Following adoption by government, the proposal now moves to the upper chamber (the Bundesrat) representing the individual Länder. Following its initial review, the act may be subject to further amendments, which will ultimately have to be approved by both chambers.
Looking beyond Germany: potential wider impact (EU, other countries)?
The German initiative could well be seen as a test case by the Commission and other national authorities before taking steps to change their rules as well. There is precedent to the FCO taking this leadership role: the Commission’s ongoing investigation into e-commerce practices and geo-blocking follows on the heels of a series of cases by the FCO into restrictive online sales practices by hotel booking platforms, Amazon, Asics, and others.
Margarethe Vestager, European Commissioner for Competition, has already been sounding out whether the introduction of a similar size-of-transaction test under the EU Merger Regulation would be feasible. The Commission has started a consultation on the issue, with stakeholders able to comment until mid-January. Time will tell if, once again, the German initiative will spark a wave of regulatory alignment across the European continent.
II. Changes to the substantive analysis
Recognition of Markets for "Free" Services or Goods
The proposal establishes that the finding of a "market" does not depend on the exchange of pecuniary consideration (s.18(2a) ARC).
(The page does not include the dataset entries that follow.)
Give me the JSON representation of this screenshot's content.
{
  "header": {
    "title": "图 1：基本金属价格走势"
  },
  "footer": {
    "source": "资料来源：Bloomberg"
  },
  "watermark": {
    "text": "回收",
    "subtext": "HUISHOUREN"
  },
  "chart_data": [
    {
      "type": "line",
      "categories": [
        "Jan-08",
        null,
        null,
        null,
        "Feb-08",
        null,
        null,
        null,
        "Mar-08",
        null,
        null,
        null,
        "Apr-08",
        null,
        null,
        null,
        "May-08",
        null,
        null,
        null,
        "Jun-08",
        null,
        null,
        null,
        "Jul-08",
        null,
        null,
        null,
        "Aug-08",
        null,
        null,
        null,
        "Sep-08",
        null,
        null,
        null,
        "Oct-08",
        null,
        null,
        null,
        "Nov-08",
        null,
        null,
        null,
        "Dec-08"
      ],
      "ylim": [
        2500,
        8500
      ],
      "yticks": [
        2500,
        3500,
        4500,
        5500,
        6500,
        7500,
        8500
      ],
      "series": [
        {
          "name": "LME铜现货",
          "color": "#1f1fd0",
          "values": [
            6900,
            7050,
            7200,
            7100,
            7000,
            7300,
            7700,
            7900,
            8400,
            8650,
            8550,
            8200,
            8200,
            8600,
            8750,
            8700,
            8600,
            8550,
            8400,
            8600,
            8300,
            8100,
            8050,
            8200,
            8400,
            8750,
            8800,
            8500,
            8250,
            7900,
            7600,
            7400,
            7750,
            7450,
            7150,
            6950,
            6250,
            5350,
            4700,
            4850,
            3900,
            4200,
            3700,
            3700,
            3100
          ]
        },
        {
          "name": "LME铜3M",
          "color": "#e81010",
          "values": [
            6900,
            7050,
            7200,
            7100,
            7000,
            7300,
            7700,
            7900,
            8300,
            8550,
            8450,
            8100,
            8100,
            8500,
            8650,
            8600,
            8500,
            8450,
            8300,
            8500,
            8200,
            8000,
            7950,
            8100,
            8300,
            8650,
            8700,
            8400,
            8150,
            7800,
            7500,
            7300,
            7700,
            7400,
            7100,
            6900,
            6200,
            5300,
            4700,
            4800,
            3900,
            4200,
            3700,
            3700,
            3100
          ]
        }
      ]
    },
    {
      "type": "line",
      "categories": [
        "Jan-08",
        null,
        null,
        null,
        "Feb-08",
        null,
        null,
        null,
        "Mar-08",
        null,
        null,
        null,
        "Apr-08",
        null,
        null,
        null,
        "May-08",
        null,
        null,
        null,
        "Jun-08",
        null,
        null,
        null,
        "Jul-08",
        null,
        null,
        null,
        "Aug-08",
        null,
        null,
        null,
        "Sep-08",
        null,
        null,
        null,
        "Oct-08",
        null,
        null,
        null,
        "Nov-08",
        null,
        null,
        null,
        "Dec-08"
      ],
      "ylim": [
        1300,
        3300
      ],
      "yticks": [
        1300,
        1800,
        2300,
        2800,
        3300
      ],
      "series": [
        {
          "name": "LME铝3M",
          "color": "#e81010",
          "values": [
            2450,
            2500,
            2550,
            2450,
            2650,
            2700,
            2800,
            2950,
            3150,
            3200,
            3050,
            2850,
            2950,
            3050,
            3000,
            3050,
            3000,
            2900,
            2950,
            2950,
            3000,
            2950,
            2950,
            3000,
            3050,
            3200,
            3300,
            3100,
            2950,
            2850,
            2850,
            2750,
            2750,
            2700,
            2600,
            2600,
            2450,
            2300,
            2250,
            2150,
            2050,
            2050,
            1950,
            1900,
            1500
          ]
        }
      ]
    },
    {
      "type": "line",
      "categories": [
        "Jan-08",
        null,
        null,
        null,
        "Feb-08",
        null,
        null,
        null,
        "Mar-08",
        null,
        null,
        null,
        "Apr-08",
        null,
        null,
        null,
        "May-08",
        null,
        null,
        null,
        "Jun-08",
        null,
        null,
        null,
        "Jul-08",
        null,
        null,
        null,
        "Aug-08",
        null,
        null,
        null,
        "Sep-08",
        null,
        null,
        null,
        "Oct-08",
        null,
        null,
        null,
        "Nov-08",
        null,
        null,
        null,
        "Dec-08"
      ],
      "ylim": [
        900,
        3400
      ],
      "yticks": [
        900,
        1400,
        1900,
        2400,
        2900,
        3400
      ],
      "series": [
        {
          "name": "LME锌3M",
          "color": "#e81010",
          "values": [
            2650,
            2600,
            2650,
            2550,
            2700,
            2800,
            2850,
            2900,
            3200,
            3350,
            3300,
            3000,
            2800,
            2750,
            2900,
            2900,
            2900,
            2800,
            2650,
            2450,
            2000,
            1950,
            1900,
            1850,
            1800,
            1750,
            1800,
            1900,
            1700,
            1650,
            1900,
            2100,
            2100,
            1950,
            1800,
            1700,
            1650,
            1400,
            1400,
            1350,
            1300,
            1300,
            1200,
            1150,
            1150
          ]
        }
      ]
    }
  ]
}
The proposal thus aims to capture situations of two- or multi-sided markets in which goods or services on one side are offered "for free" (or, are paid for in exchange for the user’s data); this is also the subject-matter of the FCO’s ongoing investigation into a potential abuse of dominance by Facebook.
The change may be significant in particular for the acquisition of early-stage technology companies in two-sided markets, where users receive the service for free, which is refinanced through (targeted) advertising or commission sales. The natural focus of any substantive analysis would be on whether the transaction entails any loss of competition on the "free" side of the market.
Network effects and access to data
The proposal (amending s.18(3a) ARC) also spells out the substantive criteria to assess the market position of companies in multi-sided or network markets. In the future, when assessing dominance, the FCO is to consider (i) direct and indirect network effects, (ii) multi-homing behavior of, and switching costs for, consumers, (iii) economies of scale in connection with network effects, (iv) the company's access to data, and (v) innovation-driven competitive constraints.
It is unclear whether the codification of these factors will result in a different assessment of mergers, or the allegedly dominant position of a company suspected of an abuse. The FCO argues (to some extent, correctly) that the factors listed in 18(3a) ARC have already been inherent to the toolbox of the FCO’s substantive assessment, and been put to good use in relation to a number of cases (e.g. in online dating or real estate platforms). Indeed, the proposal acknowledges that none of these factors individually could raise competitive concerns, and that the FCO needs to assess every case considering the specific circumstances.